Mr. Blix said all of the western intelligence agencies he met with were convinced that Iraq possessed weapons of mass destruction.

But, he added, the search for those weapons was hampered early and often by poor intelligence.

"The intelligence did not turn out to be very impressive. 'Shaky' is the word I've used. It is somewhat puzzling that you can have 100 percent certainty about weapons of mass destruction's existence, and zero certainty about where they are."

According to Mr. Blix, the sources of intelligence, Iraqi defectors, satellites, electronic eves-dropping, and spiesm all have their shortcomings. Consequently, he felt compelled to regularly voice skepticism about them.

Mr. Blix stressed that although he wishes more time had been granted to the inspection process for diplomacy's sake, the actual rewards would have probably been modest at best.

"I think that it's very likely that if we had been allowed to stay another couple of months, maybe we would have made some progress," he said. "Maybe they would have been more pro-active. But I doubt that you would have been able to say at the end of May or June that all of the unaccounted for stuff is now accounted for. I don't think that would have happened. It might have gone further, and we would have had to rely on the long term monitoring. But that, then, is containment, and they didn't have the patience for that in Washington. I understand that."

The U.S.-led coalition in Iraq has made it clear that it prefers its own weapons inspections team to the U.N.'s in the ongoing search for biological, chemical and nuclear weapons in Iraq.

But recounting his experiences in a speech to the private Council on Foreign Relations in New York, Mr. Blix said there are other reasons the U.N. inspectors are staying out of Iraq.

"U.N. inspectors operate in a peaceful climate," he said. "To go into a country which is under occupation, where there is a lot of use of force, where you cannot go around except with armed escorts, that would be a very different matter. And also, for a U.N. inspector to work hand-in-hand with an occupier would have been a little strange."

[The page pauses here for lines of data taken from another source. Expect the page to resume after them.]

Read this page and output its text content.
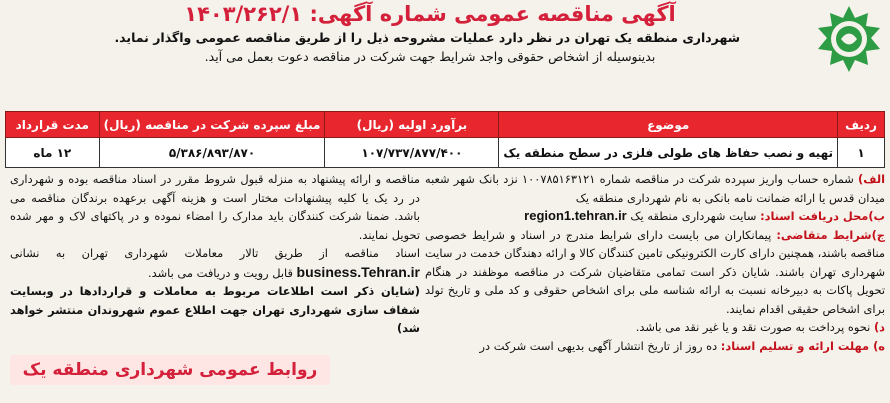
آگهی مناقصه عمومی شماره آگهی: ۱۴۰۳/۲۶۲/۱
شهرداری منطقه یک تهران در نظر دارد عملیات مشروحه ذیل را از طریق مناقصه عمومی واگذار نماید.
بدینوسیله از اشخاص حقوقی واجد شرایط جهت شرکت در مناقصه دعوت بعمل می آید.
ردیف	موضوع	برآورد اولیه (ریال)	مبلغ سپرده شرکت در مناقصه (ریال)	مدت قرارداد
۱	تهیه و نصب حفاظ های طولی فلزی در سطح منطقه یک	۱۰۷/۷۳۷/۸۷۷/۴۰۰	۵/۳۸۶/۸۹۳/۸۷۰	۱۲ ماه

الف) شماره حساب واریز سپرده شرکت در مناقصه شماره ۱۰۰۷۸۵۱۶۳۱۲۱ نزد بانک شهر شعبه میدان قدس یا ارائه ضمانت نامه بانکی به نام شهرداری منطقه یک

ب)محل دریافت اسناد: سایت شهرداری منطقه یک region1.tehran.ir

ج)شرایط متقاضی: پیمانکاران می بایست دارای شرایط مندرج در اسناد و شرایط خصوصی مناقصه باشند، همچنین دارای کارت الکترونیکی تامین کنندگان کالا و ارائه دهندگان خدمت در سایت شهرداری تهران باشند. شایان ذکر است تمامی متقاضیان شرکت در مناقصه موظفند در هنگام تحویل پاکات به دبیرخانه نسبت به ارائه شناسه ملی برای اشخاص حقوقی و کد ملی و تاریخ تولد برای اشخاص حقیقی اقدام نمایند.

د) نحوه پرداخت به صورت نقد و یا غیر نقد می باشد.

ه) مهلت ارائه و تسلیم اسناد: ده روز از تاریخ انتشار آگهی بدیهی است شرکت در

مناقصه و ارائه پیشنهاد به منزله قبول شروط مقرر در اسناد مناقصه بوده و شهرداری در رد یک یا کلیه پیشنهادات مختار است و هزینه آگهی برعهده برندگان مناقصه می باشد. ضمنا شرکت کنندگان باید مدارک را امضاء نموده و در پاکتهای لاک و مهر شده تحویل نمایند.

اسناد مناقصه از طریق تالار معاملات شهرداری تهران به نشانی business.Tehran.ir قابل رویت و دریافت می باشد.

(شایان ذکر است اطلاعات مربوط به معاملات و قراردادها در وبسایت شفاف سازی شهرداری تهران جهت اطلاع عموم شهروندان منتشر خواهد شد)

روابط عمومی شهرداری منطقه یک
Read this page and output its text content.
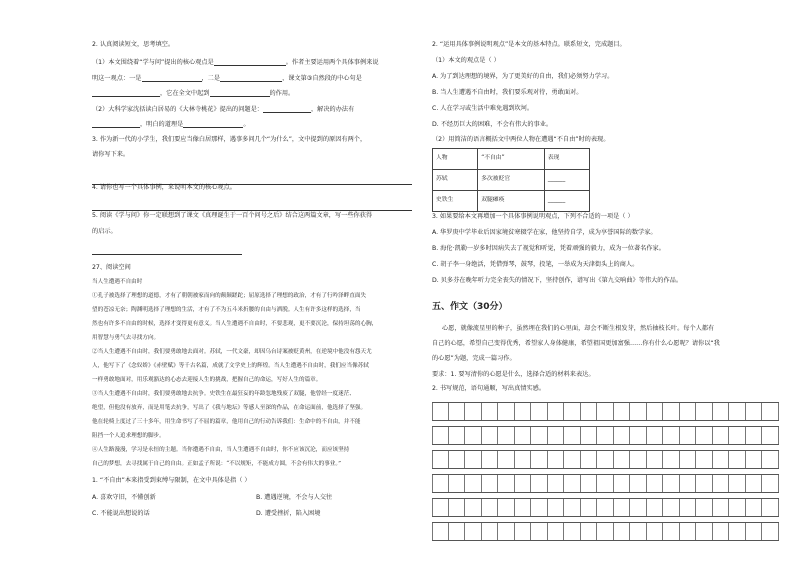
2. 认真阅读短文，思考填空。
（1）本文围绕着“学与问”提出的核心观点是	。作者主要运用两个具体事例来说
明这一观点：一是	，二是	，课文第③自然段的中心句是
，它在全文中起到	的作用。
（2）大科学家沈括读白居易的《大林寺桃花》提出的问题是：	，解决的办法有
，明白的道理是	。
3. 作为新一代的小学生，我们要应当像白居那样，遇事多问几个“为什么”，文中提到的原因有两个，
请你写下来。
4. 请你也写一个具体事例，来说明本文的核心观点。
5. 阅读《学与问》你一定联想到了课文《真理诞生于一百个问号之后》结合这两篇文章，写一些你获得
的启示。
27、阅读空间
当人生遭遇不自由时
①孔子被选择了理想的道德，才有了朝朝被家而向的颠颠蹉跎；屈原选择了理想的政治，才有了行吟泽畔直面失
望的苍凉无奈；陶渊明选择了理想的生活，才有了不为五斗米折腰的自由与洒脱。人生有许多这样的选择，当
然也有许多不自由的时候，选择才变得更有意义。当人生遭遇不自由时，不要悲观，更不要沉沦，保持坦荡的心胸，
用智慧与勇气去寻找方向。
②当人生遭遇不自由时，我们要勇敢地去面对。苏轼，一代文豪，却因乌台诗案被贬黄州，在逆境中他没有怨天尤
人，他写下了《念奴娇》《赤壁赋》等千古名篇，成就了文学史上的辉煌。当人生遭遇不自由时，我们应当像苏轼
一样勇敢地面对，用乐观豁达的心态去迎接人生的挑战，把握自己的命运，写好人生的篇章。
③当人生遭遇不自由时，我们要勇敢地去抗争。史铁生在最狂妄的年龄忽地残废了双腿，他曾经一度迷茫、
绝望，但他没有放弃，而是用笔去抗争，写出了《我与地坛》等感人至深的作品，在命运面前，他选择了坚强。
他在轮椅上度过了三十多年，用生命书写了不屈的篇章，他用自己的行动告诉我们：生命中的不自由，并不能
阻挡一个人追求理想的脚步。
④人生路漫漫，学习是永恒的主题。当你遭遇不自由，当人生遭遇不自由时，你不应该沉沦，而应该坚持
自己的梦想，去寻找属于自己的自由。正如孟子所说：“不以规矩，不能成方圆，不会有伟大的事业。”
1. “不自由”本来指受到束缚与限制，在文中具体是指（ ）
A. 喜欢守旧，不懂创新	B. 遭遇逆境，不会与人交往
C. 不能说出想说的话	D. 遭受挫折，陷入困境
2. “运用具体事例说明观点”是本文的基本特点。联系短文，完成题目。
（1）本文的观点是（ ）
A. 为了到达理想的境界，为了更美好的自由，我们必须努力学习。
B. 当人生遭遇不自由时，我们要乐观对待，勇敢面对。
C. 人在学习或生活中难免遇到坎坷。
D. 不经历巨大的困难，不会有伟大的事业。
（2）用简洁的语言概括文中两位人物在遭遇“不自由”时的表现。
人物	“不自由”	表现
苏轼	多次被贬官	______
史铁生	双腿瘫痪	______
3. 如果要给本文再增加一个具体事例说明观点，下列不合适的一项是（ ）
A. 华罗庚中学毕业后因家境贫寒辍学在家，他坚持自学，成为享誉国际的数学家。
B. 海伦·凯勒一岁多时因病失去了视觉和听觉，凭着顽强的毅力，成为一位著名作家。
C. 胡子李一身绝活，凭借弹琴，鼓琴，投笔，一举成为天津街头上的商人。
D. 贝多芬在晚年听力完全丧失的情况下，坚持创作，谱写出《第九交响曲》等伟大的作品。
五、作文（30分）
心愿，就像流星里的种子，虽然埋在我们的心里面，却会不断生根发芽，然后抽枝长叶。每个人都有
自己的心愿，希望自己变得优秀，希望家人身体健康，希望祖国更加富强……你有什么心愿呢？请你以“我
的心愿”为题，完成一篇习作。
要求：1. 要写清你的心愿是什么，选择合适的材料来表达。
2. 书写规范，语句通顺，写出真情实感。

Mr. Blix thinks that, as time goes by, it gets increasingly unlikely that further inspections will turn up any weapons of mass destruction in Iraq.

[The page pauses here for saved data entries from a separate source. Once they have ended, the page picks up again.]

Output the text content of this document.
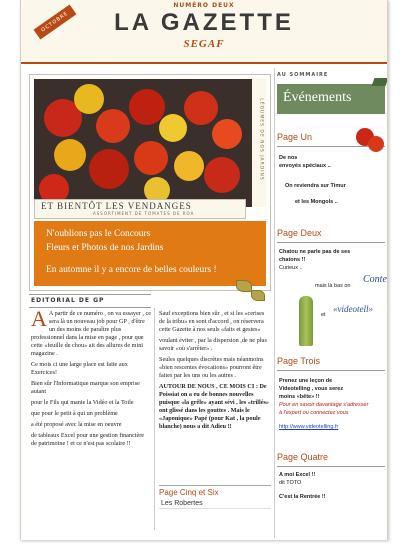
NUMÉRO DEUX
LA GAZETTE
SEGAF
OCTOBRE 2011
LÉGUMES DE NOS JARDINS
ET BIENTÔT LES VENDANGES
ASSORTIMENT DE TOMATES DE ROA
N'oublions pas le Concours
Fleurs et Photos de nos Jardins
En automne il y a encore de belles couleurs !
EDITORIAL DE GP

A A partir de ce numéro , on va essayer , ce sera là un nouveau job pour GP , d'être un des moins de paraître plus professionnel dans la mise en page , pour que cette «feuille de chou» ait des allures de mini magazine .

Ce mois ci une large place est faite aux Exercices!

Bien sûr l'Informatique marque son emprise autant

pour le Fils qui manie la Vidéo et la Toile

que pour le petit à qui un problème

a été proposé avec la mise en oeuvre

de tableaux Excel pour une gestion financière de patrimoine ! et ce n'est pas scolaire !!

Sauf exceptions bien sûr , et si les «cerises de la tribu» en sont d'accord , on réservera cette Gazette à nos seuls «faits et gestes»

voulant éviter , par la dispersion ,de ne plus savoir «où s'arrêter» .

Seules quelques discrètes mais néanmoins «bien rescentes évocations» pourront être faites par les uns ou les autres .

AUTOUR DE NOUS , CE MOIS CI : De Poissiat on a eu de bonnes nouvelles puisque «la grêle» ayant sévi , les «trillés» ont glissé dans les gouttes . Mais le «Japonique» Papé (pour Kat , la poule blanche) nous a dit Adieu !!

Page Cinq et Six
Les Robertes
AU SOMMAIRE
Événements
Page Un
De nos
envoyés spéciaux ..
On reviendra sur Timur
et les Mongols ..
Page Deux
Chatou ne parle pas de ses
chatons !!
Curieux ..
mais là bas on
Conte
et
«videotell»
Page Trois
Prenez une leçon de
Videotelling , vous serez
moins «bête» !!
Pour en savoir davantage s'adresser
à l'expert ou connectez vous
http://www.videotelling.fr
Page Quatre
A moi Excel !!
dit TOTO
C'est la Rentrée !!
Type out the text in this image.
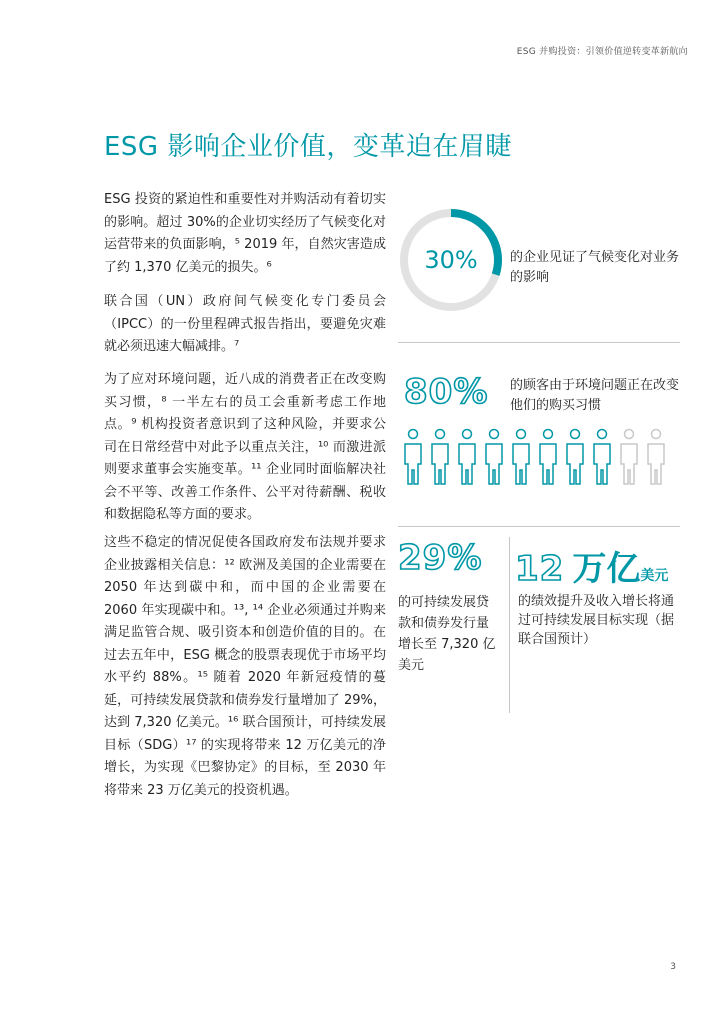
ESG 并购投资：引领价值逆转变革新航向
ESG 影响企业价值，变革迫在眉睫

ESG 投资的紧迫性和重要性对并购活动有着切实的影响。超过 30%的企业切实经历了气候变化对运营带来的负面影响，⁵ 2019 年，自然灾害造成了约 1,370 亿美元的损失。⁶

联合国（UN）政府间气候变化专门委员会（IPCC）的一份里程碑式报告指出，要避免灾难就必须迅速大幅减排。⁷

为了应对环境问题，近八成的消费者正在改变购买习惯，⁸ 一半左右的员工会重新考虑工作地点。⁹ 机构投资者意识到了这种风险，并要求公司在日常经营中对此予以重点关注，¹⁰ 而激进派则要求董事会实施变革。¹¹ 企业同时面临解决社会不平等、改善工作条件、公平对待薪酬、税收和数据隐私等方面的要求。

这些不稳定的情况促使各国政府发布法规并要求企业披露相关信息：¹² 欧洲及美国的企业需要在 2050 年达到碳中和，而中国的企业需要在 2060 年实现碳中和。¹³, ¹⁴ 企业必须通过并购来满足监管合规、吸引资本和创造价值的目的。在过去五年中，ESG 概念的股票表现优于市场平均水平约 88%。¹⁵ 随着 2020 年新冠疫情的蔓延，可持续发展贷款和债券发行量增加了 29%，达到 7,320 亿美元。¹⁶ 联合国预计，可持续发展目标（SDG）¹⁷ 的实现将带来 12 万亿美元的净增长，为实现《巴黎协定》的目标，至 2030 年将带来 23 万亿美元的投资机遇。

30%	的企业见证了气候变化对业务的影响
80% 的顾客由于环境问题正在改变他们的购买习惯
29%
的可持续发展贷款和债券发行量增长至 7,320 亿美元
12 万亿 美元
的绩效提升及收入增长将通过可持续发展目标实现（据联合国预计）
3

As controversial as the issue of weapons of mass destruction in Iraq remains, Mr. Blix said the removal of Saddam Hussein was a positive by-product of the process, and the war.

"I think that the balance sheet has to be made later," he said. "Good things can come out of this. A horrible regime is gone. Maybe it will facilitate the peace process. We don't know yet."

Hans Blix steps down at the end of the month, after three years as chairman of UNMOVIC, the U.N. organization created specifically to disarm Iraq of weapons of mass destruction.